Dinas Kominfo Kabupaten Wonogiri, menggelar acara literasi digital penginderaan hoaks dalam menyongsong pelaksanaan Pemilu serentak 2024.(SB/Bambang Pur)

WONOGIRI (SUARABARU.ID) – Hoaks (hoax) adalah informasi palsu atau bohong, yang direkayasa seolah-olah benar. Seiring dengan pesatnya perkembang Teknologi Informasi di jejaring internet, menjadikan hoaks memperoleh kemudahan menyebar luas di masyarakat melalui media sosial (Medsos).

Apa yang menjadi penyebabnya ? Karena telah terjadi polarisasi masyarakat, yang sebagian besar dari mereka masih enggan berpikir kritis dan kurang memperoleh literasi digital. Di sisi lain, ada indikasi sikap kurang percaya kepada pemerintah, berikut belum pandainya masyarakat memilih dan memilah sumber informasi mana yang akurat dan yang abal-abal.

Berbagai hal yang menyangkut hoaks, Jumat (27/10), menjadi topik bahasan dalam gelaran kegiatan literasi digital. Acara ini, digelar di Graha Personalia Setda Wonogiri oleh Dinas Komunikasi dan Informatika Kabupaten Wonogiri. Dikemas dengan tema ”Berpikir Kritis Hadapi Hoaks Jelang Pemilu.” Dengan sub tema, melalui literasi digital dengan materi penginderaan hoaks.

Acara tersebut dibuka oleh Kepala Dinas Komunikasi Informatika (Diskominfo) Kabupaten Wonogiri yang diwakili Kabid Statistik Informasi dan Komunikasi Publik, Broto Susilo. Menampilkan nara sumber dari Mafindo Surakarta, Guntur Tri Nugroho dan Erwina Tri S.

Ikut menjadi peserta kegiatan, komisioner dari Komisi Pemilihan Umum (KPU) dan dari Badan Pengawas Pemilu (Bawaslu) Kabupaten Wonogiri. Berikut perwakilan dari mahasiswa STABN dan Stainmas serta dari Universitas Duta Bangsa, para pemilik akun dan konten di Medos, serta wartawan.

Bermata Dua

Kemunculan hoaks di Medsos dapat berlangsung setiap saat, di semua tahapan pelaksanaan Pemilu. Karena memiliki tujuan untuk merekayasa komunikasi dan memanipulasikan informasi, demi memunculkan terjadinya pengacuan di masyarakat melalui teknis penyimpangan khabar, dengan cara menciptakan miskomunikasi dan disinformasi.

Serangkaian rekayasa pengacuan informasi tersebut, dengan sengaja dilakukan guna mempengaruhi massa pemilih.

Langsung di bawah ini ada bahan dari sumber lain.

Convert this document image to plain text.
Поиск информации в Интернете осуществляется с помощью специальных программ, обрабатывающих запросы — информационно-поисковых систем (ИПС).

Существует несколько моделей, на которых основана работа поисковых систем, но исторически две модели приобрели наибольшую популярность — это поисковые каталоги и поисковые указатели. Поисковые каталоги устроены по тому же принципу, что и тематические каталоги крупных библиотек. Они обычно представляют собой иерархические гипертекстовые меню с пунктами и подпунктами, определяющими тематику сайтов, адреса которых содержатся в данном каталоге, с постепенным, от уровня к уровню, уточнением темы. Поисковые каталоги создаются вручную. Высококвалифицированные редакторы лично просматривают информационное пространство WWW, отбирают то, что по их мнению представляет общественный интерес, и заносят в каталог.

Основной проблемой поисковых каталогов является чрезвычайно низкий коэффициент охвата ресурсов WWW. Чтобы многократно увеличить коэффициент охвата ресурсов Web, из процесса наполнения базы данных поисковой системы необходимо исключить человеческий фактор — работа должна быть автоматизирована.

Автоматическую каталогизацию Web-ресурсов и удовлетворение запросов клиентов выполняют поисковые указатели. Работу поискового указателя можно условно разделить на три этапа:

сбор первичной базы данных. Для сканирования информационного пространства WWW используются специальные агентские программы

Tujuannya, demi mendapatkan kepentingan sepihak, yakni dalam upaya meraih kemenangan dalam Pemilu.

Kemunculan hoaks, dapat dilakukan di semua tahapan pelaksanaan Pemilu. Utamanya yang memiliki potensi memunculkan kerawanan. Mulai dari pendaftaran pemilih, penyiapan logistik, kampanye, hari H pencoblosan, saat penghitungan dan penetapan suara. ”Yang ditakutkan, bila pengacauan informasi melalui hoaks ini, sampai berdampak memunculkan konflik horisontal,” tegas Guntur.

Produksi hoaks bertujuan untuk membidik para pengguna internet yang potensial guna dijadikan sasaran. Sebab, tambah Erwina, sekitar 60 persen penduduk di Indonesia aktif berkegiatan di Medsos. Kemunculan hoaks di Medsos Tahun 2020 mencapai sebanyak 2.298, ini menunjukkan bahwa per hari muncul 6 sampai 7 hoaks. Tahun 2021 sebanyak 1.888 hoaks atau per hari mencapai 5 sampai 6 berita bohong. Tahun 2022 jumlah hoaks versi Mafindo mencapai sebanyak 1.698.

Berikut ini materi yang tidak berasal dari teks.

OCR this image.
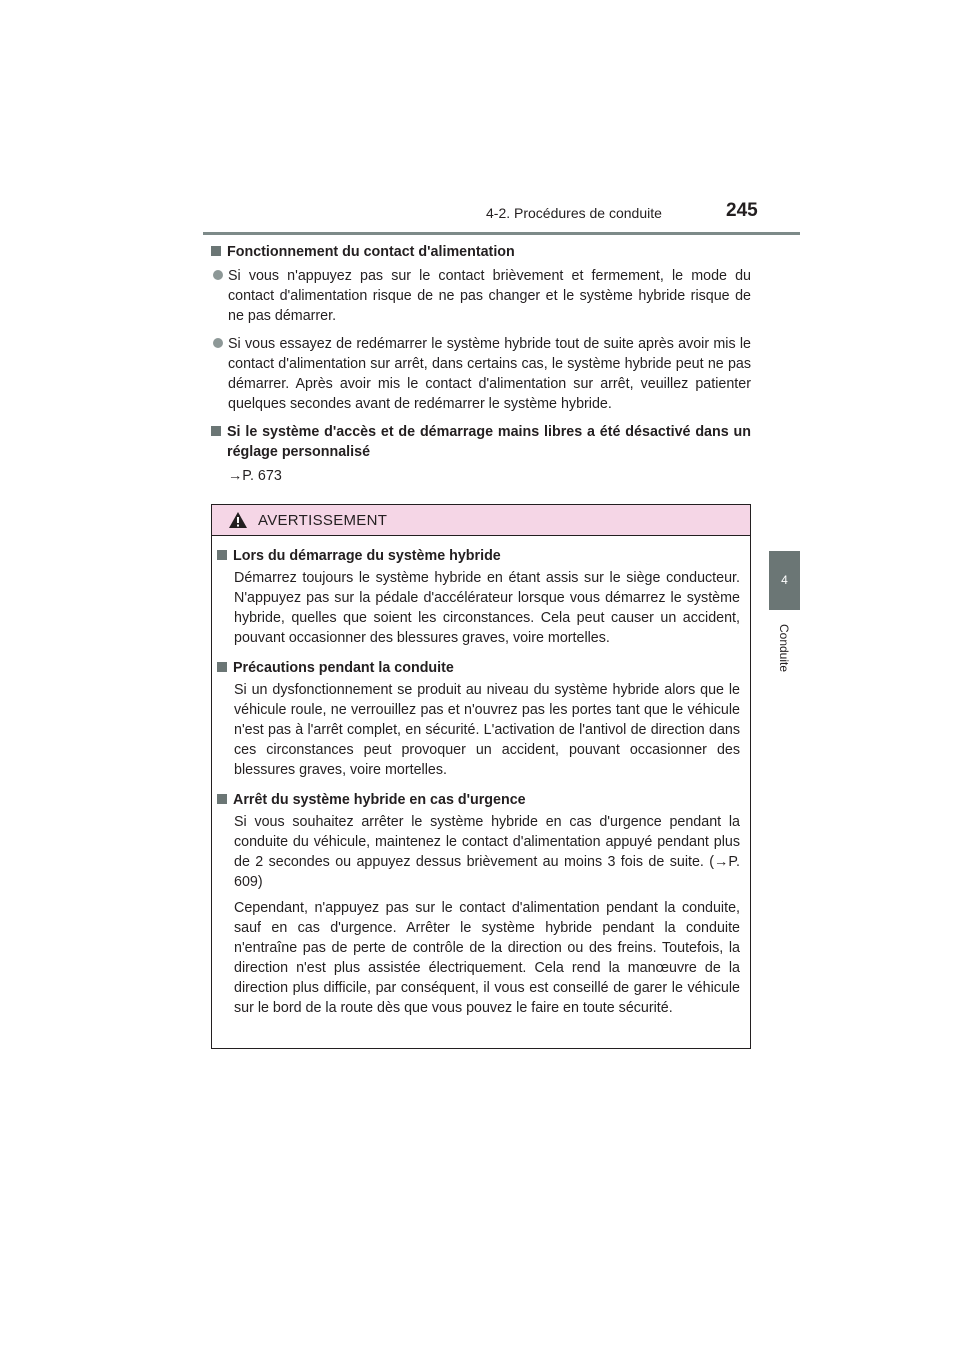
4-2. Procédures de conduite	245
4
Conduite
Fonctionnement du contact d'alimentation
Si vous n'appuyez pas sur le contact brièvement et fermement, le mode du contact d'alimentation risque de ne pas changer et le système hybride risque de ne pas démarrer.
Si vous essayez de redémarrer le système hybride tout de suite après avoir mis le contact d'alimentation sur arrêt, dans certains cas, le système hybride peut ne pas démarrer. Après avoir mis le contact d'alimentation sur arrêt, veuillez patienter quelques secondes avant de redémarrer le système hybride.
Si le système d'accès et de démarrage mains libres a été désactivé dans un réglage personnalisé
→P. 673
AVERTISSEMENT
Lors du démarrage du système hybride
Démarrez toujours le système hybride en étant assis sur le siège conducteur. N'appuyez pas sur la pédale d'accélérateur lorsque vous démarrez le système hybride, quelles que soient les circonstances. Cela peut causer un accident, pouvant occasionner des blessures graves, voire mortelles.
Précautions pendant la conduite
Si un dysfonctionnement se produit au niveau du système hybride alors que le véhicule roule, ne verrouillez pas et n'ouvrez pas les portes tant que le véhicule n'est pas à l'arrêt complet, en sécurité. L'activation de l'antivol de direction dans ces circonstances peut provoquer un accident, pouvant occasionner des blessures graves, voire mortelles.
Arrêt du système hybride en cas d'urgence
Si vous souhaitez arrêter le système hybride en cas d'urgence pendant la conduite du véhicule, maintenez le contact d'alimentation appuyé pendant plus de 2 secondes ou appuyez dessus brièvement au moins 3 fois de suite. (→P. 609)
Cependant, n'appuyez pas sur le contact d'alimentation pendant la conduite, sauf en cas d'urgence. Arrêter le système hybride pendant la conduite n'entraîne pas de perte de contrôle de la direction ou des freins. Toutefois, la direction n'est plus assistée électriquement. Cela rend la manœuvre de la direction plus difficile, par conséquent, il vous est conseillé de garer le véhicule sur le bord de la route dès que vous pouvez le faire en toute sécurité.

Kata Erwina, kemajuan Tekonologi Informasi (TI) yang berkembang pesat, telah memunculkan fenomena bagai pisau bermata dua yang memiliki ketajaman sama. Karena itu, masyarakat diseru untuk pandai-pandai berlaku bijaksana dalam menyikapinya, agar tidak menjadi korban hoaks.